Aquella expresión de “al diablo las instituciones” del entonces candidato opositor se refleja en muchos sentidos en su actuar como mandatario. Su constante descalificación a los organismos autónomos, a los periodistas, a los que critican sus acciones, a medios nacionales y extranjeros, etc. es una muestra clara de esa percepción. Frente a todo aquel que lo critica, el presidente no da argumentos sino descalificaciones; no debate, sino impone; no pide, sino ordena.
Para muestra un botón: recientemente un grupo de famosos agrupados en el colectivo “Selvame del Tren” los invitó a exponer las razones por las cuales no están de acuerdo en la construcción del Tren Maya, una de las obras insignes de la actual administración, ya que tendría ‘una posible afectación’ al medio ambiente en un tramo de 50 kilómetros. Ante esta postura, el presidente descalificó a los integrantes de dicha organización preguntando dónde estaban ellos cuando los grupos hoteleros construyeron sus grandes obras. Los tachó de neoliberales. En una primera instancia, los invitó a dialogar. El colectivo le tomó la palabra pero que fuera en la obra misma. Ante ello, el mandatario argumentó que no iría personalmente puesto que se debe respetar la figura presidencial y que dialogaran con uno de sus representantes.
Esto refleja la personalidad del actual presidente.

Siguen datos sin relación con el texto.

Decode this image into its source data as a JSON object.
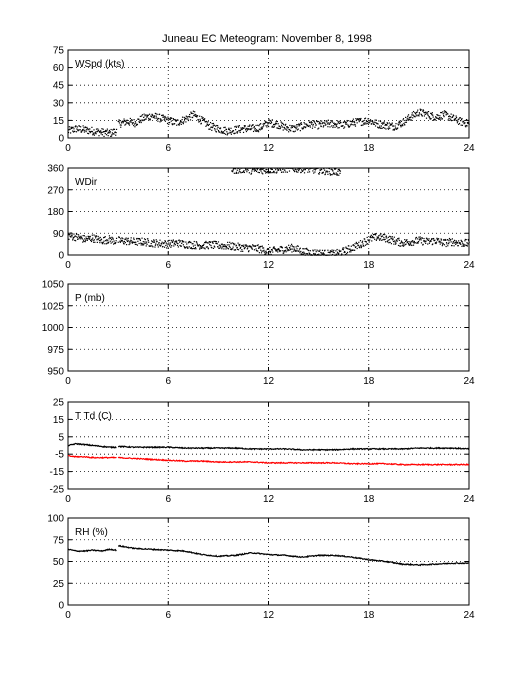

Para él no hay interlocutores: dice lo que quiere, a la hora que quiere y en el tono que quiere; señala, acusa, y no acepta la más mínima crítica. Si manda alguna iniciativa al Congreso pide que no le muevan ni una coma. Y quien lo hace lo acusa de traidor a la patria y exhibe los nombres de aquellos para que el electorado, que está a su favor, los conozca como sucedió con su fallida reforma eléctrica.

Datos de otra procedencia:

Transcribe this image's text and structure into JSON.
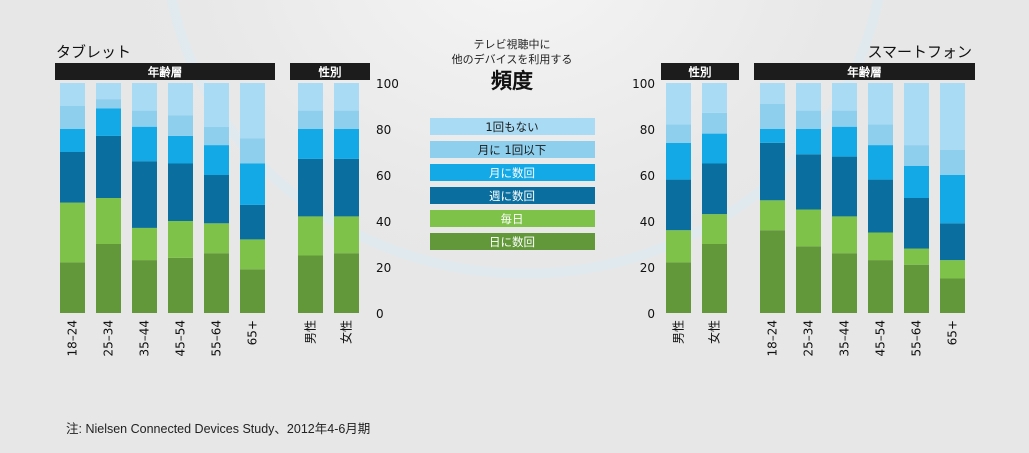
{
  "center": {
    "subtitle_line1": "テレビ視聴中に",
    "subtitle_line2": "他のデバイスを利用する",
    "title": "頻度"
  },
  "legend": [
    {
      "label": "1回もない",
      "color": "#a9dcf4",
      "text_color": "#1a1a1a"
    },
    {
      "label": "月に 1回以下",
      "color": "#8ecfee",
      "text_color": "#1a1a1a"
    },
    {
      "label": "月に数回",
      "color": "#12a9e6",
      "text_color": "#ffffff"
    },
    {
      "label": "週に数回",
      "color": "#0a6e9f",
      "text_color": "#ffffff"
    },
    {
      "label": "毎日",
      "color": "#7ec24a",
      "text_color": "#ffffff"
    },
    {
      "label": "日に数回",
      "color": "#62983a",
      "text_color": "#ffffff"
    }
  ],
  "footnote": "注: Nielsen Connected Devices Study、2012年4-6月期",
  "chart_data": [
    {
      "type": "bar",
      "stacked": true,
      "title": "タブレット",
      "groups": [
        {
          "label": "年齢層",
          "categories": [
            "18–24",
            "25–34",
            "35–44",
            "45–54",
            "55–64",
            "65+"
          ]
        },
        {
          "label": "性別",
          "categories": [
            "男性",
            "女性"
          ]
        }
      ],
      "categories": [
        "18–24",
        "25–34",
        "35–44",
        "45–54",
        "55–64",
        "65+",
        "男性",
        "女性"
      ],
      "ylim": [
        0,
        100
      ],
      "yticks": [
        0,
        20,
        40,
        60,
        80,
        100
      ],
      "y_axis_side": "right",
      "series": [
        {
          "name": "日に数回",
          "values": [
            22,
            30,
            23,
            24,
            26,
            19,
            25,
            26
          ]
        },
        {
          "name": "毎日",
          "values": [
            26,
            20,
            14,
            16,
            13,
            13,
            17,
            16
          ]
        },
        {
          "name": "週に数回",
          "values": [
            22,
            27,
            29,
            25,
            21,
            15,
            25,
            25
          ]
        },
        {
          "name": "月に数回",
          "values": [
            10,
            12,
            15,
            12,
            13,
            18,
            13,
            13
          ]
        },
        {
          "name": "月に 1回以下",
          "values": [
            10,
            4,
            7,
            9,
            8,
            11,
            8,
            8
          ]
        },
        {
          "name": "1回もない",
          "values": [
            10,
            7,
            12,
            14,
            19,
            24,
            12,
            12
          ]
        }
      ]
    },
    {
      "type": "bar",
      "stacked": true,
      "title": "スマートフォン",
      "groups": [
        {
          "label": "性別",
          "categories": [
            "男性",
            "女性"
          ]
        },
        {
          "label": "年齢層",
          "categories": [
            "18–24",
            "25–34",
            "35–44",
            "45–54",
            "55–64",
            "65+"
          ]
        }
      ],
      "categories": [
        "男性",
        "女性",
        "18–24",
        "25–34",
        "35–44",
        "45–54",
        "55–64",
        "65+"
      ],
      "ylim": [
        0,
        100
      ],
      "yticks": [
        0,
        20,
        40,
        60,
        80,
        100
      ],
      "y_axis_side": "left",
      "series": [
        {
          "name": "日に数回",
          "values": [
            22,
            30,
            36,
            29,
            26,
            23,
            21,
            15
          ]
        },
        {
          "name": "毎日",
          "values": [
            14,
            13,
            13,
            16,
            16,
            12,
            7,
            8
          ]
        },
        {
          "name": "週に数回",
          "values": [
            22,
            22,
            25,
            24,
            26,
            23,
            22,
            16
          ]
        },
        {
          "name": "月に数回",
          "values": [
            16,
            13,
            6,
            11,
            13,
            15,
            14,
            21
          ]
        },
        {
          "name": "月に 1回以下",
          "values": [
            8,
            9,
            11,
            8,
            7,
            9,
            9,
            11
          ]
        },
        {
          "name": "1回もない",
          "values": [
            18,
            13,
            9,
            12,
            12,
            18,
            27,
            29
          ]
        }
      ]
    }
  ]
}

El protagonismo del presidente es notorio. Las decisiones no son del gobierno, sino de López Obrador. En su visión, si las instituciones no sirven, no hay que reformarlas, sino eliminarlas porque roban del presupuesto. Para él, son muchos los funcionarios, como lo demuestra su reciente iniciativa de reforma electoral: hay que reducir consejeros del INE, diputados, senadores, etc.
En el fondo sigue vigente aquella expresión: al diablo las instituciones. Hoy, a poco más de medio sexenio y ante un maltrecho funcionamiento del Estado, la pregunta que empieza a surgir es qué será después de López Obrador, toda vez que el protagonismo que dejará en 2024 será un hueco difícil para su sucesor.